5.6 Third-Party Subprocessors – The Reseller may engage third-party subprocessors to assist with the processing of Customer data. The Reseller will ensure that any subprocessors are contractually bound to protect the privacy and security of Customer data in accordance with this Agreement and applicable laws.
6. GOVERNING LAW AND DISPUTE RESOLUTION
This Agreement shall be governed by and construed in accordance with the laws of the State of Ohio. Any disputes arising from or related to this Agreement shall be resolved through [arbitration/court proceedings] in the city of Stow.
7. TERM AND TERMINATION
7.1 Term – This Agreement shall remain in effect until terminated as provided herein. The Agreement may be terminated by the Reseller or mutually terminated by both parties as outlined below.
7.2 Termination for Breach – The Reseller may terminate this Agreement immediately upon written notice to the Customer if the Customer breaches any material term of this Agreement, including but not limited to failure to pay License Fees.
7.3 Mutual Termination – This Agreement may be terminated at any time by mutual written consent of both parties. Termination will be effective only when both parties have signed a written agreement. Upon termination, both parties agree to cooperate in returning property, settling financial obligations, and ensuring an orderly transition. All rights and obligations shall cease, except for those that naturally survive termination, including confidentiality, indemnity, and liability provisions. Termination will not affect any accrued rights or liabilities as of the termination date.

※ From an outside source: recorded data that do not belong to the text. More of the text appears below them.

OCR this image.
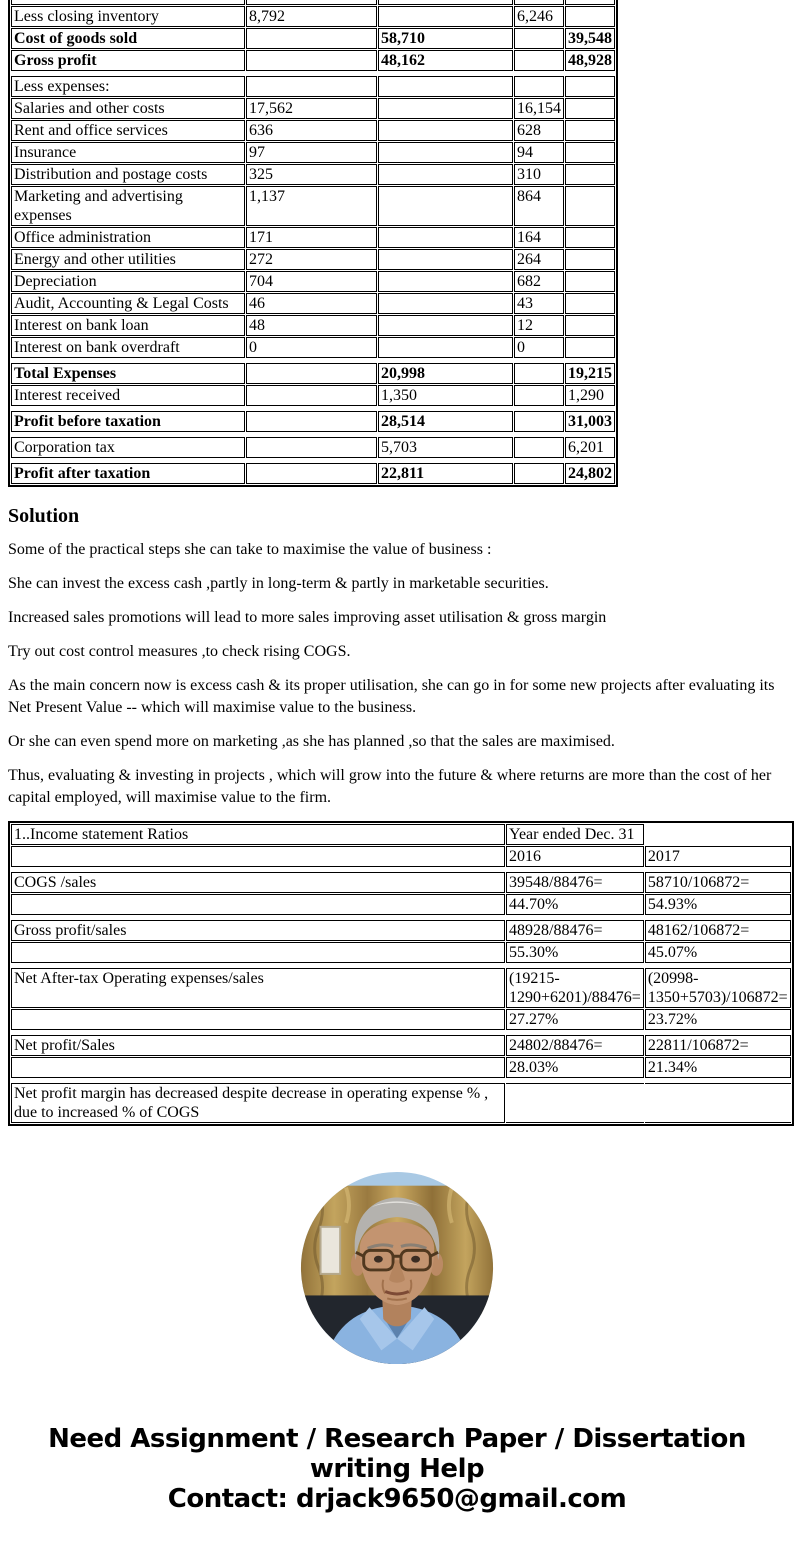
Less closing inventory	8,792		6,246	
Cost of goods sold		58,710		39,548
Gross profit		48,162		48,928

Less expenses:				
Salaries and other costs	17,562		16,154	
Rent and office services	636		628	
Insurance	97		94	
Distribution and postage costs	325		310	
Marketing and advertising expenses	1,137		864	
Office administration	171		164	
Energy and other utilities	272		264	
Depreciation	704		682	
Audit, Accounting & Legal Costs	46		43	
Interest on bank loan	48		12	
Interest on bank overdraft	0		0	

Total Expenses		20,998		19,215
Interest received		1,350		1,290

Profit before taxation		28,514		31,003

Corporation tax		5,703		6,201

Profit after taxation		22,811		24,802
Solution

Some of the practical steps she can take to maximise the value of business :

She can invest the excess cash ,partly in long-term & partly in marketable securities.

Increased sales promotions will lead to more sales improving asset utilisation & gross margin

Try out cost control measures ,to check rising COGS.

As the main concern now is excess cash & its proper utilisation, she can go in for some new projects after evaluating its Net Present Value -- which will maximise value to the business.

Or she can even spend more on marketing ,as she has planned ,so that the sales are maximised.

Thus, evaluating & investing in projects , which will grow into the future & where returns are more than the cost of her capital employed, will maximise value to the firm.

1..Income statement Ratios	Year ended Dec. 31	
	2016	2017

COGS /sales	39548/88476=	58710/106872=
	44.70%	54.93%

Gross profit/sales	48928/88476=	48162/106872=
	55.30%	45.07%

Net After-tax Operating expenses/sales	(19215-1290+6201)/88476=	(20998-1350+5703)/106872=
	27.27%	23.72%

Net profit/Sales	24802/88476=	22811/106872=
	28.03%	21.34%

Net profit margin has decreased despite decrease in operating expense % , due to increased % of COGS		
Need Assignment / Research Paper / Dissertation
writing Help
Contact: drjack9650@gmail.com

7.4 Software Terms and Master Agreement Incorporation – The parties agree that the terms governing the use of the Software License Agreement, including any updates, modifications, or changes to those terms, are subject to the provisions of Focused Technologies, Inc.’s Master Agreement, located at www.focused-technolgoies.com/master-agreement. These online terms supersede any conflicting provisions in this Agreement. By signing this Agreement, the parties acknowledge and agree to be bound by the Master Agreement, including any amendments made from time to time at Focused Technologies, Inc.’s sole discretion. Any updates or changes to the Master Agreement will be effective immediately upon being posted on the website. It is the responsibility of the parties to periodically review the Master Agreement for any updates. By continuing to engage in activities governed by this Agreement after updates are posted, the parties expressly agree to be bound by the updated terms.